The couch potato Searcher reluctantly jumps on board. Someone on the ship immediately asks him if he can forge an autograph from his more famous father. aargh In any case, the ship goes to the roots that power the pando. Meanwhile, Searcher soon discovers that Ethan has been hiding on the ship, eager for his own adventure (and more Jaeger-like than Searcher cares to admit). Meridian followed him and now they’re on a family trip.

And who should show up besides Jaeger himself? He has a lot to explain. It turns out he’s stuck in a stunning, spooky, and strange underworld. And it’s beautiful. Directors Don Hall and Qui Nguyen have created a stunning universe of psychedelic colors and creatures, most memorable in deep pinks and purples. Wondrous creatures make an appearance, as well as one of the cutest little blobs you’ve ever seen, the aptly named Splat, who befriends Ethan.

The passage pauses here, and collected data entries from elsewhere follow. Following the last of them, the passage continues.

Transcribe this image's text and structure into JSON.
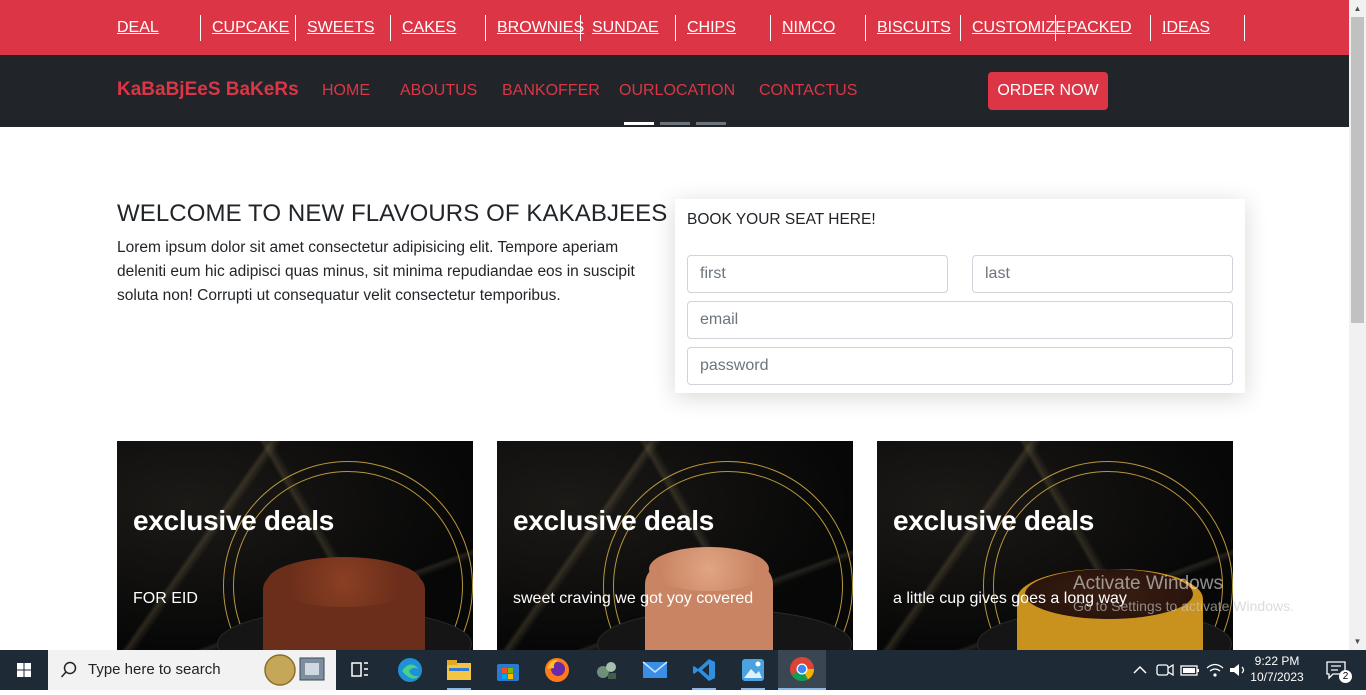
{
  "categories": [
    "DEAL",
    "CUPCAKE",
    "SWEETS",
    "CAKES",
    "BROWNIES",
    "SUNDAE",
    "CHIPS",
    "NIMCO",
    "BISCUITS",
    "CUSTOMIZE",
    "PACKED",
    "IDEAS"
  ],
  "nav": {
    "brand": "KaBaBjEeS BaKeRs",
    "links": [
      "HOME",
      "ABOUTUS",
      "BANKOFFER",
      "OURLOCATION",
      "CONTACTUS"
    ],
    "order_button": "ORDER NOW"
  },
  "welcome": {
    "title": "WELCOME TO NEW FLAVOURS OF KAKABJEES",
    "text": "Lorem ipsum dolor sit amet consectetur adipisicing elit. Tempore aperiam deleniti eum hic adipisci quas minus, sit minima repudiandae eos in suscipit soluta non! Corrupti ut consequatur velit consectetur temporibus."
  },
  "booking": {
    "title": "BOOK YOUR SEAT HERE!",
    "first_placeholder": "first",
    "last_placeholder": "last",
    "email_placeholder": "email",
    "password_placeholder": "password"
  },
  "promos": [
    {
      "title": "exclusive deals",
      "subtitle": "FOR EID"
    },
    {
      "title": "exclusive deals",
      "subtitle": "sweet craving we got yoy covered"
    },
    {
      "title": "exclusive deals",
      "subtitle": "a little cup gives goes a long way"
    }
  ],
  "watermark": {
    "line1": "Activate Windows",
    "line2": "Go to Settings to activate Windows."
  },
  "taskbar": {
    "search_placeholder": "Type here to search",
    "time": "9:22 PM",
    "date": "10/7/2023",
    "notification_count": "2"
  },
  "colors": {
    "accent": "#dc3545",
    "navbar": "#212529"
  }
}
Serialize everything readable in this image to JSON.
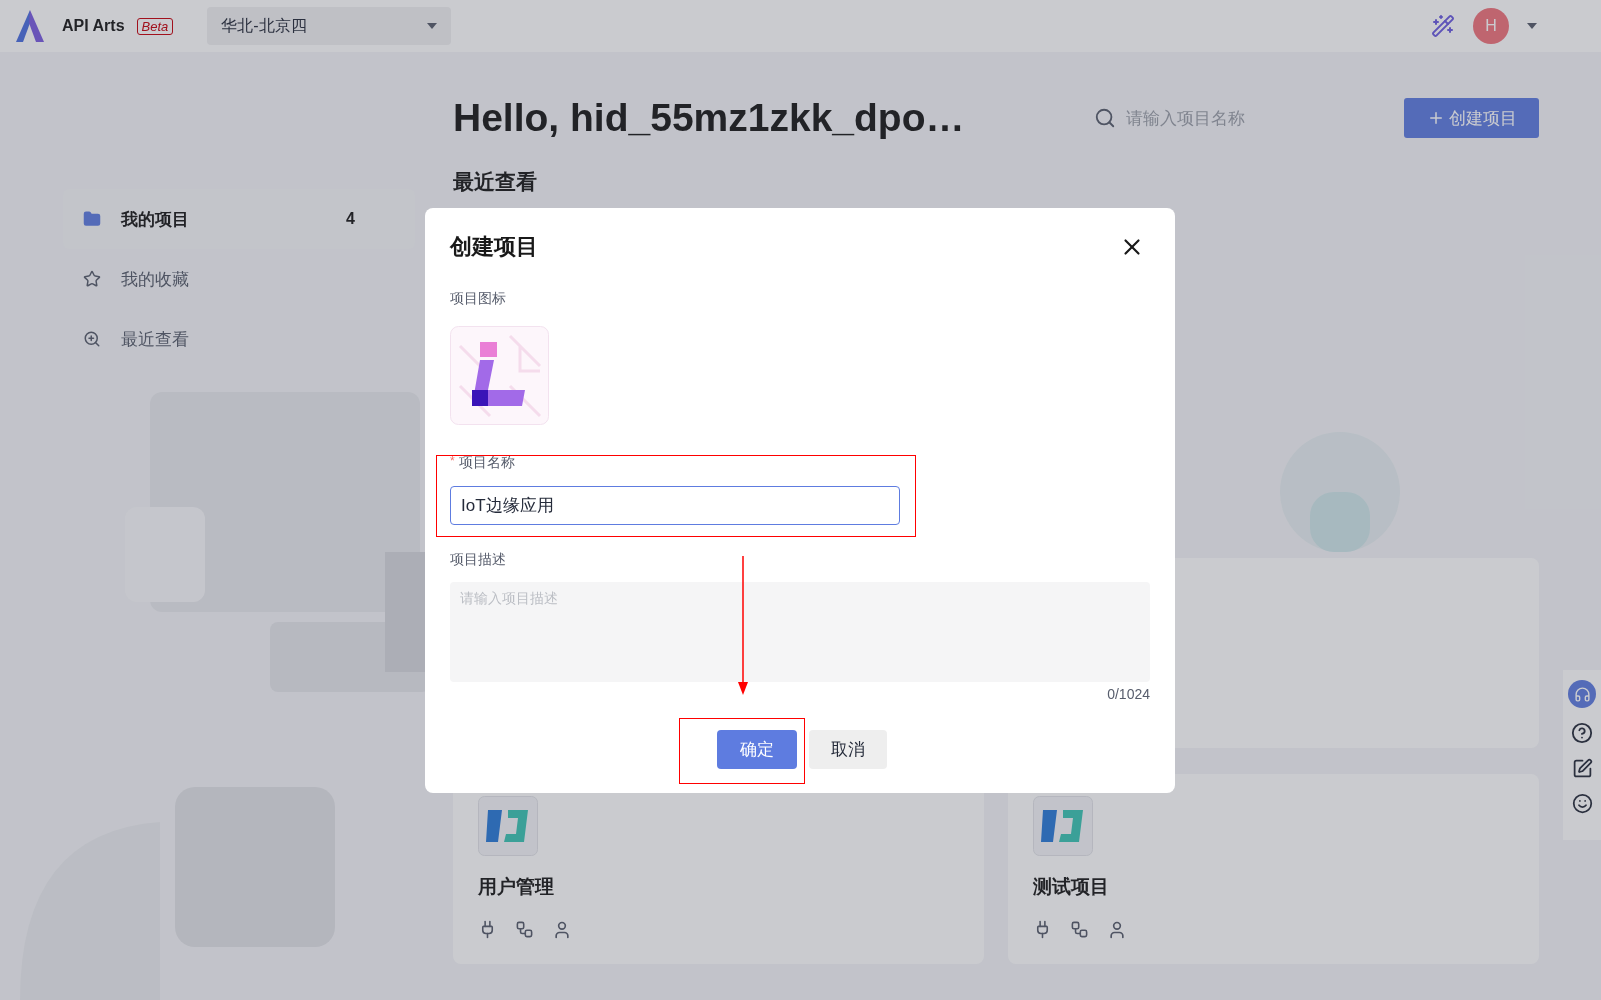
{
  "header": {
    "app_name": "API Arts",
    "badge": "Beta",
    "region": "华北-北京四",
    "avatar": "H"
  },
  "hero": {
    "greeting": "Hello, hid_55mz1zkk_dpo…",
    "search_placeholder": "请输入项目名称",
    "create_button": "创建项目"
  },
  "sidebar": {
    "items": [
      {
        "kind": "folder",
        "label": "我的项目",
        "count": "4",
        "selected": true
      },
      {
        "kind": "star",
        "label": "我的收藏",
        "selected": false
      },
      {
        "kind": "recent",
        "label": "最近查看",
        "selected": false
      }
    ]
  },
  "section_title": "最近查看",
  "projects": [
    {
      "name": "用户管理"
    },
    {
      "name": "测试项目"
    }
  ],
  "dialog": {
    "title": "创建项目",
    "icon_label": "项目图标",
    "name_label": "项目名称",
    "required_mark": "*",
    "name_value": "IoT边缘应用",
    "desc_label": "项目描述",
    "desc_placeholder": "请输入项目描述",
    "counter": "0/1024",
    "ok_button": "确定",
    "cancel_button": "取消"
  }
}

Will the family figure out what’s endangering Pando and fix it in time to save Avalonia? Will Jaeger and Searcher get along better? Will Ethan go his own way?

Well, there are neither many secrets here, nor nuances in the plot. The energies have been focused on the visuals and they make the experience worthwhile. That and an appealing collection of human characters that look a lot more like the real world than you typically see in these movies. And that’s not strange at all. That’s progress.

Strange World, a Walt Disney Studios release, was rated PG by the Motion Picture Association of America “for action/danger and some thematic elements.” Running time: 102 minutes. Two and a half stars out of four.

MPAA Definition of PG: Parental Guidance Recommended. Some materials may not be suitable for children.